Bin Wang: There are three main areas that we expect will drive strong growth in global EV penetration:
(a) Reducing cost or the EV price;
(b) Improving infrastructure, such as fast charging facilities; and
(c) Auto makers aggressively increasing supply, with more new EV products.
Regarding SME support, it is not just about cutting commissions. It is more important to leverage technologies to create products that enhance value and increase customer satisfaction. We believe this is a win-win situation that allows SMEs to earn more, customers to have better products, and internet platforms to reap higher returns.
Therefore, promoting the value of “technology for good” is consistent with the regulatory direction.
The AIC is celebrating its 25th anniversary this year. 25 years ago, the first EV to use a lithium-ion battery, had a range of 190km and only 200 units were ever produced. How much better are today’s models, and what improvements can we expect in the next 25 years?

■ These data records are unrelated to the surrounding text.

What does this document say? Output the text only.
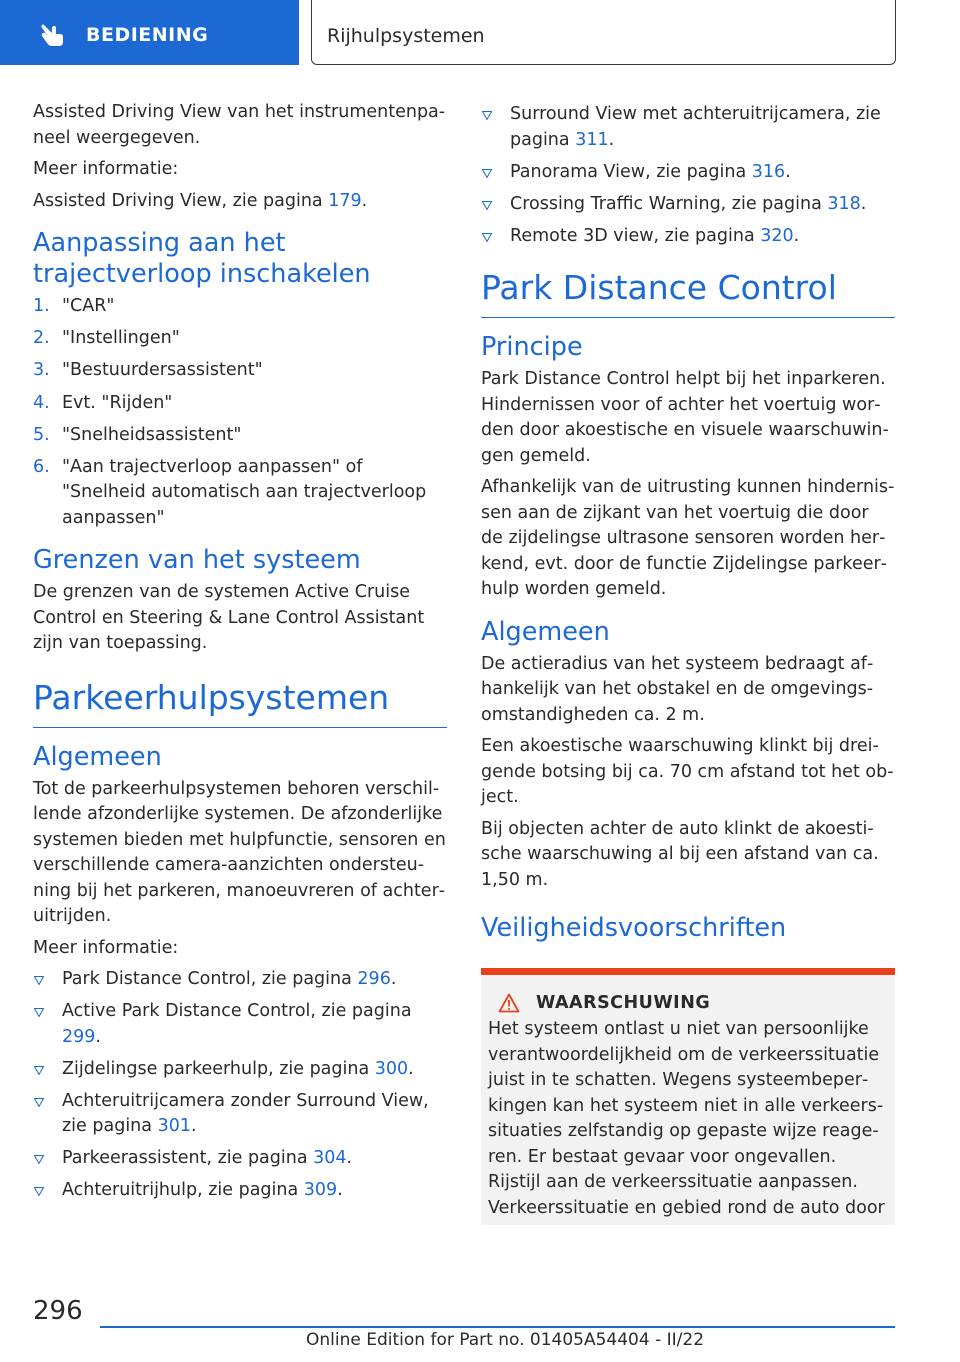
BEDIENING	Rijhulpsystemen

Assisted Driving View van het instrumentenpaneel weergegeven.

Meer informatie:

Assisted Driving View, zie pagina 179.

Aanpassing aan het trajectverloop inschakelen
1. "CAR"
2. "Instellingen"
3. "Bestuurdersassistent"
4. Evt. "Rijden"
5. "Snelheidsassistent"
6. "Aan trajectverloop aanpassen" of "Snelheid automatisch aan trajectverloop aanpassen"
Grenzen van het systeem

De grenzen van de systemen Active Cruise Control en Steering & Lane Control Assistant zijn van toepassing.

Parkeerhulpsystemen
Algemeen

Tot de parkeerhulpsystemen behoren verschillende afzonderlijke systemen. De afzonderlijke systemen bieden met hulpfunctie, sensoren en verschillende camera-aanzichten ondersteuning bij het parkeren, manoeuvreren of achteruitrijden.

Meer informatie:

Park Distance Control, zie pagina 296.
Active Park Distance Control, zie pagina 299.
Zijdelingse parkeerhulp, zie pagina 300.
Achteruitrijcamera zonder Surround View, zie pagina 301.
Parkeerassistent, zie pagina 304.
Achteruitrijhulp, zie pagina 309.
Surround View met achteruitrijcamera, zie pagina 311.
Panorama View, zie pagina 316.
Crossing Traffic Warning, zie pagina 318.
Remote 3D view, zie pagina 320.
Park Distance Control
Principe

Park Distance Control helpt bij het inparkeren. Hindernissen voor of achter het voertuig worden door akoestische en visuele waarschuwingen gemeld.

Afhankelijk van de uitrusting kunnen hindernissen aan de zijkant van het voertuig die door de zijdelingse ultrasone sensoren worden herkend, evt. door de functie Zijdelingse parkeerhulp worden gemeld.

Algemeen

De actieradius van het systeem bedraagt afhankelijk van het obstakel en de omgevingsomstandigheden ca. 2 m.

Een akoestische waarschuwing klinkt bij dreigende botsing bij ca. 70 cm afstand tot het object.

Bij objecten achter de auto klinkt de akoestische waarschuwing al bij een afstand van ca. 1,50 m.

Veiligheidsvoorschriften
WAARSCHUWING

Het systeem ontlast u niet van persoonlijke verantwoordelijkheid om de verkeerssituatie juist in te schatten. Wegens systeembeperkingen kan het systeem niet in alle verkeerssituaties zelfstandig op gepaste wijze reageren. Er bestaat gevaar voor ongevallen. Rijstijl aan de verkeerssituatie aanpassen. Verkeerssituatie en gebied rond de auto door

296
Online Edition for Part no. 01405A54404 - II/22
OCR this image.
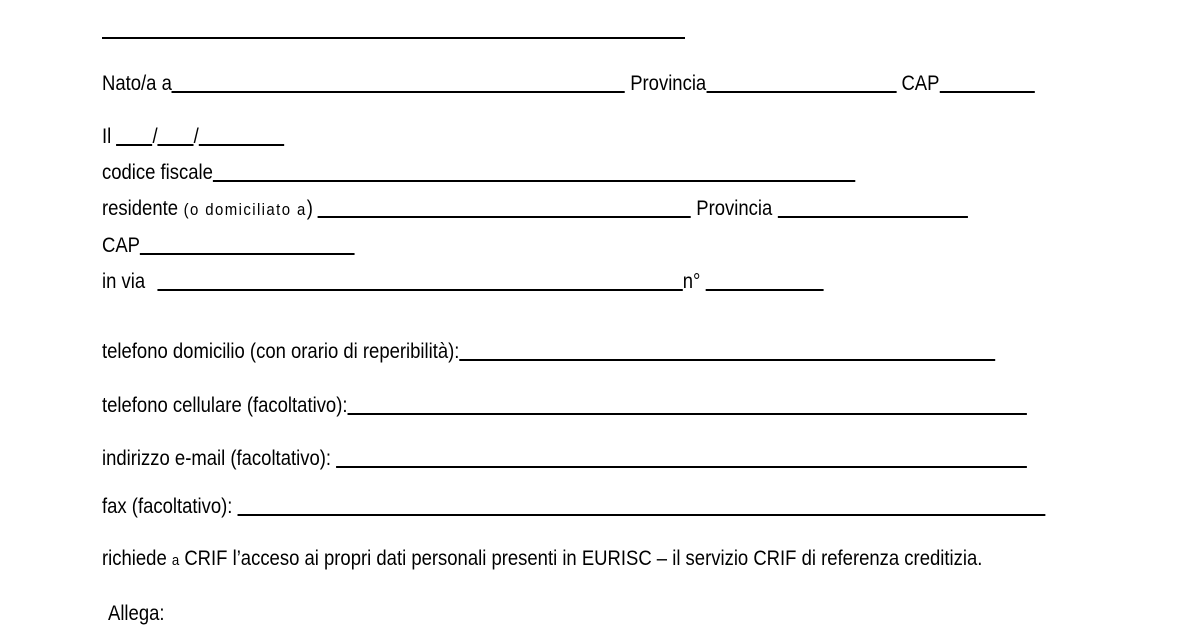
Nato/a a	Provincia	CAP
Il / /
codice fiscale
residente (o domiciliato a)	Provincia
CAP
in via	n°
telefono domicilio (con orario di reperibilità):
telefono cellulare (facoltativo):
indirizzo e-mail (facoltativo):
fax (facoltativo):
richiede a CRIF l’acceso ai propri dati personali presenti in EURISC – il servizio CRIF di referenza creditizia.
Allega:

Bin Wang: To date, the mainstream mid-end volume product EV batteries can offer a 700km range. For the high-end EVs, customers can get a 1,000km-range product already, if they are willing to pay more.
Global auto makers estimate that in five years, the EV cost will be the same as that of an engine vehicle. We expect EV margins will likely reach a level similar to today’s engine vehicles.
In 25 years, we expect there will be no engine vehicles. Further, we expect all the problems with EVs today will be fully resolved, such as range, cost, charging speed and weight.
More importantly, we see vehicles being transformed from a transportation tool to a 3D data terminal, similar to how the telephone has changed to today’s smartphone.
In other words, the vehicle of the future will serve as a data experience rather than simply act as a means of travel.